- Genre: Horror
- Written by: Colin Higgins
- Directed by: Jeannot Szwarc
- Starring: Shelley Winters Belinda Montgomery Robert Foxworth Jonathan Frid
- Music by: Laurence Rosenthal
- Country of origin: United States
- Original language: English

Production
- Producers: Edward K. Milkis Thomas L. Miller
- Production locations: Pacific Grove, California Paramount Studios - 5555 Melrose Avenue, Hollywood, Los Angeles, California
- Cinematography: J.J. Jones
- Editor: Rita Roland
- Running time: 74 minutes
- Production company: Paramount Television

Original release
- Network: ABC
- Release: January 9, 1973

= The Devil's Daughter (1973 film) =

The Devil's Daughter is a 1973 American made-for-television horror film starring Shelley Winters, Belinda Montgomery and Robert Foxworth. It originally aired as the ABC Movie of the Week on January 9, 1973.
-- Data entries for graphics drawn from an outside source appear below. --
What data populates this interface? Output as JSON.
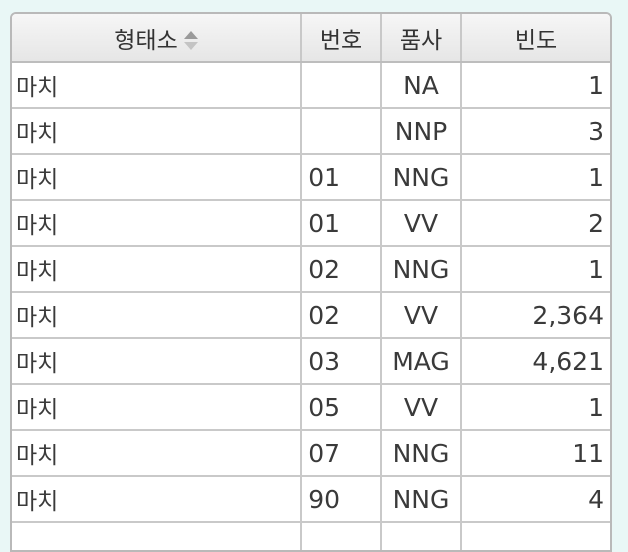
{
  "table": {
    "headers": {
      "morpheme": "형태소",
      "number": "번호",
      "pos": "품사",
      "frequency": "빈도"
    },
    "sort_icon": "sort-up-down-icon",
    "rows": [
      {
        "morpheme": "마치",
        "number": "",
        "pos": "NA",
        "frequency": "1"
      },
      {
        "morpheme": "마치",
        "number": "",
        "pos": "NNP",
        "frequency": "3"
      },
      {
        "morpheme": "마치",
        "number": "01",
        "pos": "NNG",
        "frequency": "1"
      },
      {
        "morpheme": "마치",
        "number": "01",
        "pos": "VV",
        "frequency": "2"
      },
      {
        "morpheme": "마치",
        "number": "02",
        "pos": "NNG",
        "frequency": "1"
      },
      {
        "morpheme": "마치",
        "number": "02",
        "pos": "VV",
        "frequency": "2,364"
      },
      {
        "morpheme": "마치",
        "number": "03",
        "pos": "MAG",
        "frequency": "4,621"
      },
      {
        "morpheme": "마치",
        "number": "05",
        "pos": "VV",
        "frequency": "1"
      },
      {
        "morpheme": "마치",
        "number": "07",
        "pos": "NNG",
        "frequency": "11"
      },
      {
        "morpheme": "마치",
        "number": "90",
        "pos": "NNG",
        "frequency": "4"
      }
    ]
  }
}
It was an early screenwriting credit for Colin Higgins.

==Plot==
Diane Shaw is a young woman who attends the funeral of her mother Alice Shaw. One of Alice's old friends, a wealthy woman named Lilith Malone, introduces her to a Satanic cult that Alice was part of before leaving it while Diane was a baby. The cult members have been keeping track of Diane (unbeknownst to her) throughout her childhood and teenage years, and believe her to be their "princess of darkness," insisting she take that role, which Diane rejects, horrified. Several strange things happen to Diane and her friends as the cult tries to take control over her. Diane eventually meets Steve Stone, a charming young man, and as she falls in love with him, feels she can defy the cult and live her own life. On her wedding day, Diane learns, to her shock and horror, that there are sinister conditions for the marriage, making her destiny unavoidable when she finds out that Steve is really the demon prince the cult had arranged her to marry.

==Cast==
- Shelley Winters 	as Lilith Malone
- Belinda Montgomery as Diane Shaw
- Robert Foxworth 	as Steve Stone
- Jonathan Frid 	as Mr. Howard
- Martha Scott 	as Mrs. Stone
- Joseph Cotten 	as Judge Weatherby
- Barbara Sammeth 	as Susan Sanford
- Diane Ladd 	as Alice Shaw
- Lucille Benson 	as Janet Poole
- Thelma Carpenter as Margaret Poole
- Abe Vigoda 	as Alikhine
- Ian Wolfe 	as Father MacHugh
- Robert Cornthwaite as Pastor Dixon
- Rozelle Gayle 	as Fedora
- Lillian Bronson as Landlady

==Production==
The movie was filmed in Pacific Grove, California and Paramount Studios in Hollywood, California.

==Reception==
The Los Angeles Times said it "had about as much suspense as the Nixon-McGovern race."
In The New York Times, Howard Thompson wrote:Subtract the baby from Rosemary's Baby, transplant those strange, Manhattan cliff‐dwellers to sunny California and you have “The Devil's Daughter,” one of the better made‐for‐TV movies...
Most of these TV films are a waste of time. But this 90‐minute witchcraft thriller provides trenchant suspense. Why? Simply because this occult dip is so well done.

==Legacy==
Colin Higgins later described the script as "just a job". However producers Edward K. Milkis and Thomas L. Miller enjoyed working with Higgins and commissioned him to write an Alfred Hitchcock style thriller. This became Silver Streak.